Cause” means any of the following: (i) a material failure directly caused by you to perform your responsibilities or duties to the Company under this letter or those other responsibilities or duties as reasonably and lawfully requested from time to time by the Board, after demand for performance has been given by the Board that identifies how you have not performed your responsibilities or duties and such failure, if curable, has not been cured for a period of ten (10) days after you receive notice from the Company; (ii) your engagement in illegal conduct or in gross misconduct, in each case which causes or the Company believes in good faith is reasonably likely to cause material harm to the Company or bring substantial discredit to the Company’s reputation; (iii) your conviction of, or plea of guilty or nolo contendere to, a felony, a crime involving moral turpitude or any other act or omission that has caused substantial harm to the standing and reputation of the Company or that the Company in good faith believes is reasonably likely to cause material harm to the standing and reputation of the Company; (iv) a material breach of your duty of loyalty to the Company or your material breach of the Company’s written code of conduct and business ethics or your material breach of Section 2 through 8 of the Confidentiality, Invention Assignment, Non-Solicit, Non-Compete and Arbitration Agreement, or your material breach of any other agreement between you and the Company which breach, if curable, has not been cured for a period of ten (10) days after you receive notice from the Company of such breach; (v) dishonesty, fraud, gross negligence or repetitive negligence committed without regard to corrective direction in the course of discharge of your duties as an employee; (vi) your personal bankruptcy or insolvency; or (vii) excessive and unreasonable absences from your duties for any reason (other than authorized leave) or leave required by law or as a result of your Disability (as defined below); provided, however, you will not be terminated for Cause due to Disability while on authorized leave.

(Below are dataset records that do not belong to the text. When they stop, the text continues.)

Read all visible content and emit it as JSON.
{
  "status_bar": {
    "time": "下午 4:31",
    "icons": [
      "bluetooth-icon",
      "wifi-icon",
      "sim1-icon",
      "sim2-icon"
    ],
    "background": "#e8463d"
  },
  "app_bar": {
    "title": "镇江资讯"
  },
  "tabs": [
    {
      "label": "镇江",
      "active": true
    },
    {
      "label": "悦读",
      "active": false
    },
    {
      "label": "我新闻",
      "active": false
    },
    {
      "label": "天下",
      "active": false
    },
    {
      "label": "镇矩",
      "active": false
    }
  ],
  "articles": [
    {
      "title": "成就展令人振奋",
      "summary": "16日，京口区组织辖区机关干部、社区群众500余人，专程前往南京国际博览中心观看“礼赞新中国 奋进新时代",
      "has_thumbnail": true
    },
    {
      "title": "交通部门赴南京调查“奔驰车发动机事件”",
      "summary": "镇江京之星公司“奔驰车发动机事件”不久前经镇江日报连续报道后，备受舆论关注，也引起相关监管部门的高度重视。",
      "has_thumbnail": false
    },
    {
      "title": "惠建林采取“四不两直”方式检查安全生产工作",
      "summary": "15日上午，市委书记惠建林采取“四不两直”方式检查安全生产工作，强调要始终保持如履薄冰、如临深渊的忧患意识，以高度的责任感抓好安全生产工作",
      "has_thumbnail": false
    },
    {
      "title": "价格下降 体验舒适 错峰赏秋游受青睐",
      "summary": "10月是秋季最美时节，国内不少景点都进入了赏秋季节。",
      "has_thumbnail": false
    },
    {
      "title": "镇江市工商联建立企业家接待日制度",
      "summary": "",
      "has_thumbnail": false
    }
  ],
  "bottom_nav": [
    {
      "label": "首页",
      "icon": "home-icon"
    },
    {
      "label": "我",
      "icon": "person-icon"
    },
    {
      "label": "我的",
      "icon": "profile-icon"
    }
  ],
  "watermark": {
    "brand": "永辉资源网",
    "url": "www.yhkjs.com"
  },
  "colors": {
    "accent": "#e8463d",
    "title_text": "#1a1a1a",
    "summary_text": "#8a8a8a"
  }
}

Disability” means your inability to perform the essential functions of your job, with or without accommodation, as a result of any mental or physical disability or incapacity for an extended period but not less than 60 business days in any consecutive 6 month period, as determined in the sole discretion of the Company.

Good Reason” means that you voluntary terminate your employment with the Company if there should occur without your written consent:

(a) a material, adverse change in your duties or responsibilities with the Company, provided that a change in title or a change in the person or office to which you report, shall not, by itself, constitute such a material, adverse change;

(b) a reduction in your then current base salary by more than 10% or a reduction in your base salary by less than 10% which is not applied to similarly ranked employees;

(c) a relocation of Executive’s primary work site to a location outside a thirty (30) mile radius of Executive’s current primary work site; and/or

(d) the material breach by the Company of any offer letter or employment agreement between you and the Company;


provided, however, that in each case above, you must first give the Company an opportunity to cure any of the foregoing within thirty (30) business days following your delivery to the Company of a written explanation specifying the basis for your belief, and expressly asserting, that you are entitled to terminate your employment for Good Reason.

All references to the Company in these definitions shall include Parent and all of its direct and indirect subsidiaries, including the Company, and their respective successor entities.